Soviet elders looked proudly at the youth of their country in 1968. Children in Paris were rampaging in anger; American kids were protesting Vietnam, experimenting with illegal drugs, and embarking on the sexual revolution; even young folk in socialist Prague were making rumbling noises about an open society; yet Soviet young people were quiescent, channeling their energies into healthy activities prescribed by the Komsomol, or other relatively harmless occupations.

The worries occupying young minds seem, in retrospect, remarkably tame. Soviet children were no longer subject to the depredations suffered by their parents, and the displacements caused by collectivization or war. They were the first Soviet generation to command the leisure and disposable income to make questions of style paramount. If the pages of the satirical journal Crocodile are an accurate gauge, then conflicts at the generation gap focused on youth fashions and the disinclination of young people to work.

Were things in fact so calm? In many respects yes, but stylistic bickering that seemed insubstantial could easily grow into deeper conflict. Authorities were extremely worried that the minor unorthodoxies of youth fashion signaled a more pervasive social illness.
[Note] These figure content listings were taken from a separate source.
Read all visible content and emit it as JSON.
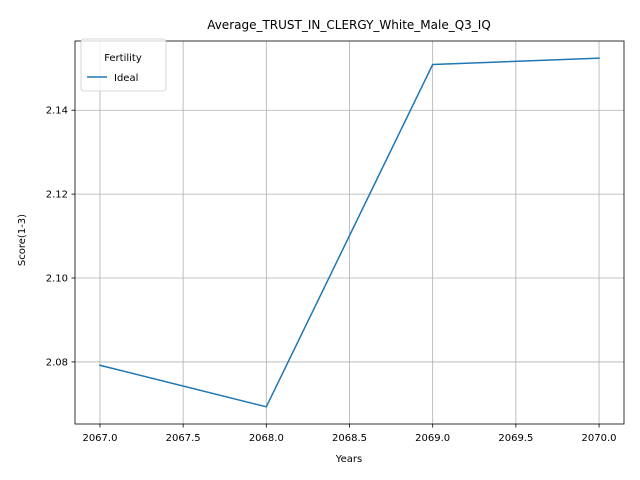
{
  "chart_data": {
    "type": "line",
    "title": "Average_TRUST_IN_CLERGY_White_Male_Q3_IQ",
    "xlabel": "Years",
    "ylabel": "Score(1-3)",
    "x": [
      2067,
      2068,
      2069,
      2070
    ],
    "series": [
      {
        "name": "Ideal",
        "values": [
          2.0792,
          2.0693,
          2.1509,
          2.1524
        ],
        "color": "#1f77b4"
      }
    ],
    "xlim": [
      2066.85,
      2070.15
    ],
    "ylim": [
      2.0652,
      2.1565
    ],
    "xticks": [
      2067.0,
      2067.5,
      2068.0,
      2068.5,
      2069.0,
      2069.5,
      2070.0
    ],
    "xtick_labels": [
      "2067.0",
      "2067.5",
      "2068.0",
      "2068.5",
      "2069.0",
      "2069.5",
      "2070.0"
    ],
    "yticks": [
      2.08,
      2.1,
      2.12,
      2.14
    ],
    "ytick_labels": [
      "2.08",
      "2.10",
      "2.12",
      "2.14"
    ],
    "grid": true,
    "legend": {
      "title": "Fertility",
      "placement": "upper-left"
    }
  }
}
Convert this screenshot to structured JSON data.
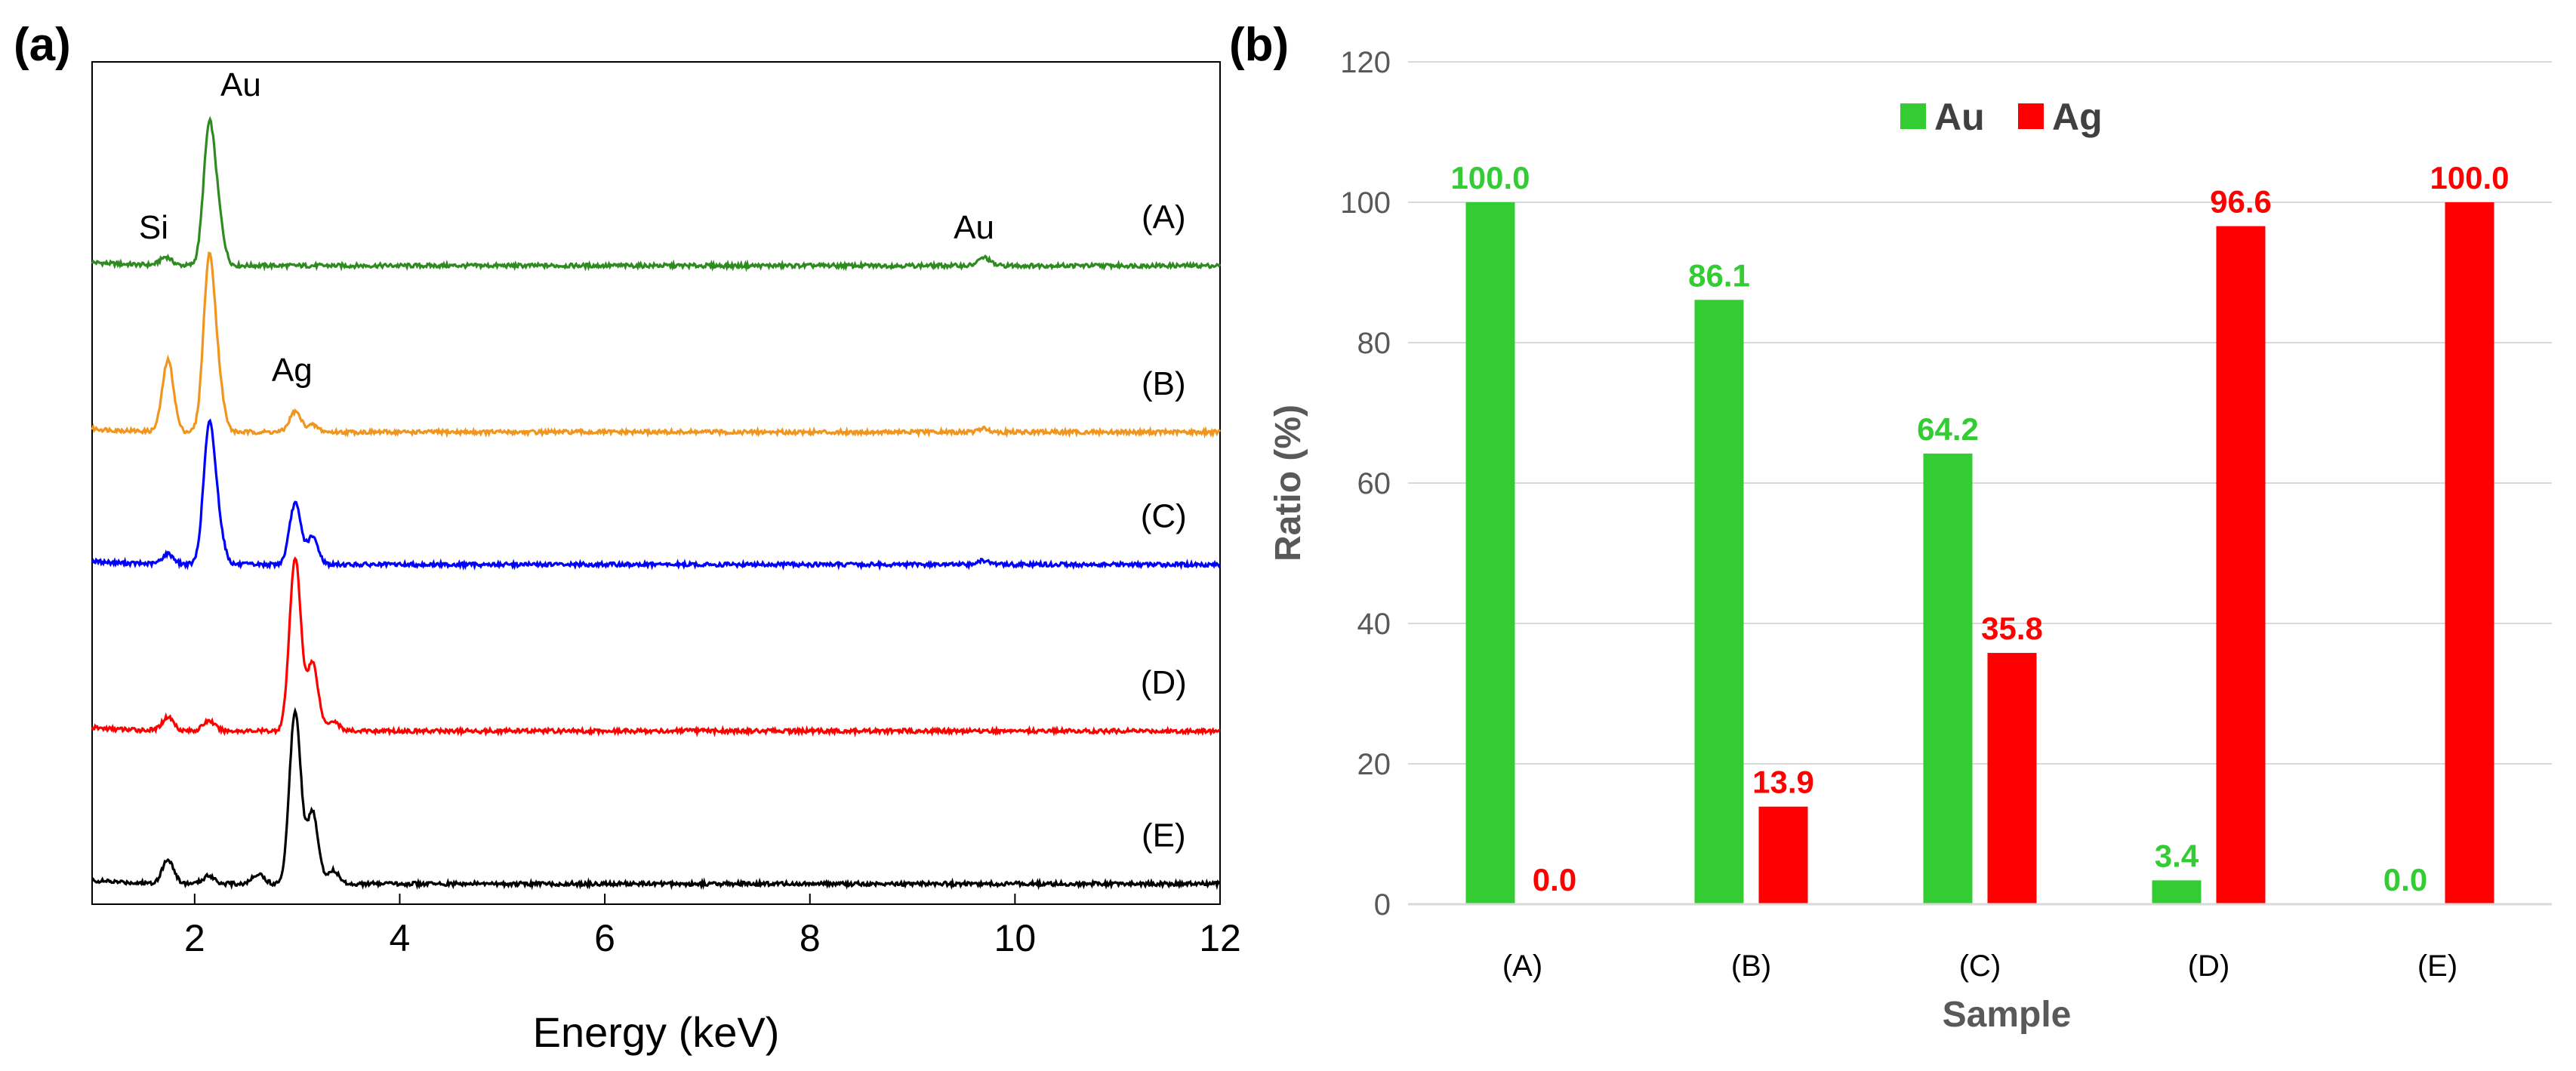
{
  "chart_data": [
    {
      "type": "line",
      "panel_label": "(a)",
      "title": "",
      "xlabel": "Energy (keV)",
      "ylabel": "",
      "xlim": [
        1,
        12
      ],
      "xticks": [
        2,
        4,
        6,
        8,
        10,
        12
      ],
      "grid": false,
      "series": [
        {
          "name": "(A)",
          "label": "(A)",
          "color": "#2e8b20",
          "baseline": 9.2,
          "peaks": [
            {
              "e": 1.72,
              "h": 0.12
            },
            {
              "e": 2.14,
              "h": 1.95
            },
            {
              "e": 2.23,
              "h": 0.6
            },
            {
              "e": 9.7,
              "h": 0.12
            }
          ]
        },
        {
          "name": "(B)",
          "label": "(B)",
          "color": "#f0961e",
          "baseline": 6.75,
          "peaks": [
            {
              "e": 1.74,
              "h": 1.05
            },
            {
              "e": 2.14,
              "h": 2.45
            },
            {
              "e": 2.23,
              "h": 0.6
            },
            {
              "e": 2.98,
              "h": 0.3
            },
            {
              "e": 3.15,
              "h": 0.1
            },
            {
              "e": 9.7,
              "h": 0.05
            }
          ]
        },
        {
          "name": "(C)",
          "label": "(C)",
          "color": "#0000ff",
          "baseline": 4.8,
          "peaks": [
            {
              "e": 1.74,
              "h": 0.15
            },
            {
              "e": 2.14,
              "h": 1.95
            },
            {
              "e": 2.23,
              "h": 0.5
            },
            {
              "e": 2.98,
              "h": 0.9
            },
            {
              "e": 3.15,
              "h": 0.4
            },
            {
              "e": 9.7,
              "h": 0.06
            }
          ]
        },
        {
          "name": "(D)",
          "label": "(D)",
          "color": "#ff0000",
          "baseline": 2.35,
          "peaks": [
            {
              "e": 1.74,
              "h": 0.2
            },
            {
              "e": 2.14,
              "h": 0.15
            },
            {
              "e": 2.98,
              "h": 2.55
            },
            {
              "e": 3.15,
              "h": 1.0
            },
            {
              "e": 3.35,
              "h": 0.15
            }
          ]
        },
        {
          "name": "(E)",
          "label": "(E)",
          "color": "#000000",
          "baseline": 0.1,
          "peaks": [
            {
              "e": 1.74,
              "h": 0.35
            },
            {
              "e": 2.14,
              "h": 0.12
            },
            {
              "e": 2.62,
              "h": 0.15
            },
            {
              "e": 2.98,
              "h": 2.55
            },
            {
              "e": 3.15,
              "h": 1.05
            },
            {
              "e": 3.35,
              "h": 0.2
            }
          ]
        }
      ],
      "annotations": [
        {
          "text": "Au",
          "e": 2.45,
          "y": 11.7
        },
        {
          "text": "Si",
          "e": 1.6,
          "y": 9.6
        },
        {
          "text": "Au",
          "e": 9.6,
          "y": 9.6
        },
        {
          "text": "Ag",
          "e": 2.95,
          "y": 7.5
        }
      ],
      "ylim": [
        -0.2,
        12.2
      ]
    },
    {
      "type": "bar",
      "panel_label": "(b)",
      "title": "",
      "xlabel": "Sample",
      "ylabel": "Ratio (%)",
      "ylim": [
        0,
        120
      ],
      "yticks": [
        0,
        20,
        40,
        60,
        80,
        100,
        120
      ],
      "grid": true,
      "legend_position": "top-center",
      "categories": [
        "(A)",
        "(B)",
        "(C)",
        "(D)",
        "(E)"
      ],
      "series": [
        {
          "name": "Au",
          "color": "#33cc33",
          "values": [
            100.0,
            86.1,
            64.2,
            3.4,
            0.0
          ],
          "labels": [
            "100.0",
            "86.1",
            "64.2",
            "3.4",
            "0.0"
          ]
        },
        {
          "name": "Ag",
          "color": "#ff0000",
          "values": [
            0.0,
            13.9,
            35.8,
            96.6,
            100.0
          ],
          "labels": [
            "0.0",
            "13.9",
            "35.8",
            "96.6",
            "100.0"
          ]
        }
      ]
    }
  ]
}
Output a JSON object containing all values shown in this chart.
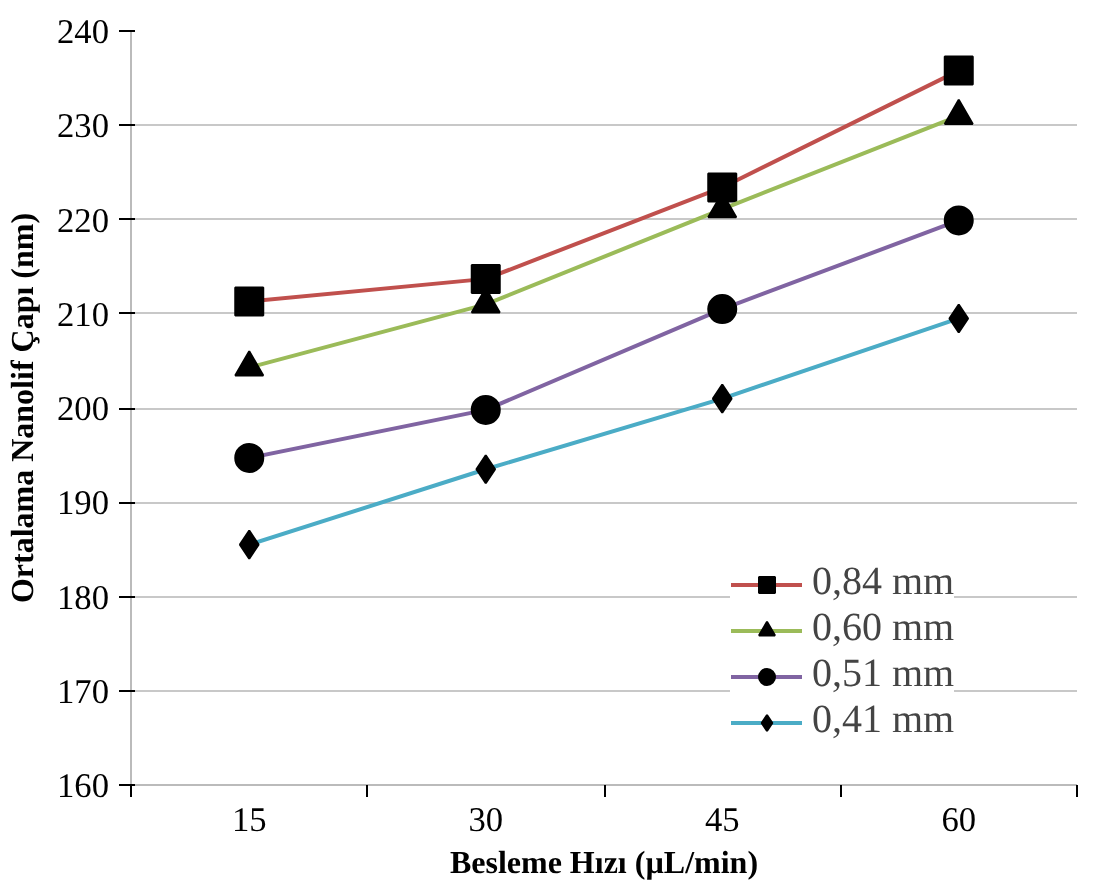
{
  "chart_data": {
    "type": "line",
    "xlabel": "Besleme Hızı (µL/min)",
    "ylabel": "Ortalama Nanolif Çapı (nm)",
    "categories": [
      "15",
      "30",
      "45",
      "60"
    ],
    "series": [
      {
        "name": "0,84 mm",
        "color": "#c0504d",
        "marker": "square",
        "values": [
          211.3,
          213.7,
          223.4,
          235.8
        ]
      },
      {
        "name": "0,60 mm",
        "color": "#9bbb59",
        "marker": "triangle",
        "values": [
          204.3,
          211.0,
          221.1,
          231.0
        ]
      },
      {
        "name": "0,51 mm",
        "color": "#8064a2",
        "marker": "circle",
        "values": [
          194.7,
          199.8,
          210.5,
          219.9
        ]
      },
      {
        "name": "0,41 mm",
        "color": "#4bacc6",
        "marker": "diamond",
        "values": [
          185.5,
          193.5,
          201.0,
          209.5
        ]
      }
    ],
    "ylim": [
      160,
      240
    ],
    "yticks": [
      160,
      170,
      180,
      190,
      200,
      210,
      220,
      230,
      240
    ],
    "grid": "y",
    "legend": "right"
  }
}
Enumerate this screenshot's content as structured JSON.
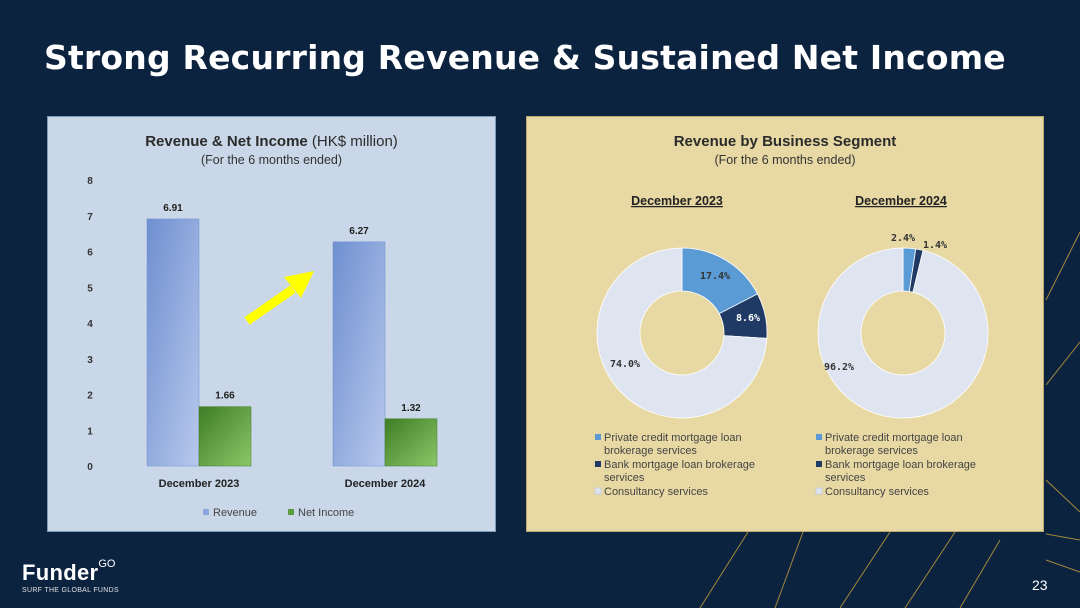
{
  "slide": {
    "title": "Strong Recurring Revenue & Sustained Net Income",
    "page_number": "23"
  },
  "logo": {
    "name": "Funder",
    "name_sup": "GO",
    "tagline": "SURF THE GLOBAL FUNDS"
  },
  "left_panel": {
    "title_bold": "Revenue & Net Income",
    "title_normal": " (HK$ million)",
    "subtitle": "(For the 6 months ended)"
  },
  "right_panel": {
    "title": "Revenue by Business Segment",
    "subtitle": "(For the 6 months ended)"
  },
  "colors": {
    "background": "#0c2340",
    "left_panel_bg": "#c9d7e8",
    "right_panel_bg": "#e8d9a4",
    "revenue": "#8ea6dc",
    "net_income": "#5e9c3e",
    "private_credit": "#5b9bd5",
    "bank_mortgage": "#1f3a64",
    "consultancy": "#dfe4f1",
    "arrow": "#ffff00"
  },
  "chart_data": [
    {
      "type": "bar",
      "categories": [
        "December 2023",
        "December 2024"
      ],
      "series": [
        {
          "name": "Revenue",
          "values": [
            6.91,
            6.27
          ]
        },
        {
          "name": "Net Income",
          "values": [
            1.66,
            1.32
          ]
        }
      ],
      "ylim": [
        0,
        8
      ],
      "yticks": [
        "0",
        "1",
        "2",
        "3",
        "4",
        "5",
        "6",
        "7",
        "8"
      ],
      "value_labels": [
        [
          "6.91",
          "6.27"
        ],
        [
          "1.66",
          "1.32"
        ]
      ],
      "legend": [
        "Revenue",
        "Net Income"
      ],
      "legend_position": "bottom",
      "grid": false,
      "annotation": "yellow upward arrow between the two dates"
    },
    {
      "type": "pie",
      "donut": true,
      "title": "December 2023",
      "labels": [
        "Private credit mortgage loan brokerage services",
        "Bank mortgage loan brokerage services",
        "Consultancy services"
      ],
      "values": [
        17.4,
        8.6,
        74.0
      ],
      "value_labels": [
        "17.4%",
        "8.6%",
        "74.0%"
      ],
      "legend_position": "bottom"
    },
    {
      "type": "pie",
      "donut": true,
      "title": "December 2024",
      "labels": [
        "Private credit mortgage loan brokerage services",
        "Bank mortgage loan brokerage services",
        "Consultancy services"
      ],
      "values": [
        2.4,
        1.4,
        96.2
      ],
      "value_labels": [
        "2.4%",
        "1.4%",
        "96.2%"
      ],
      "legend_position": "bottom"
    }
  ]
}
The desire for western consumer items such as clothing and music drew young people into the gray area of the second economy. In 1968 the most serious threat, the rock-n-roll music that was already shaking western cultures, was just peeking over the horizon. Soviet youth could hear the music over the Voice of America when it was not jammed, on records smuggled in from the West, or even on underground recordings. That year in a Moscow school, a group of boys led by the unknown Andrei Makarevich were forming a kitchen band with homemade electric instruments, a band they called The Kids (name in English). Within the year they would rename the band Time Machine (Машина времени in Russian), and would become the first super-group of the unstoppable Russian rock movement.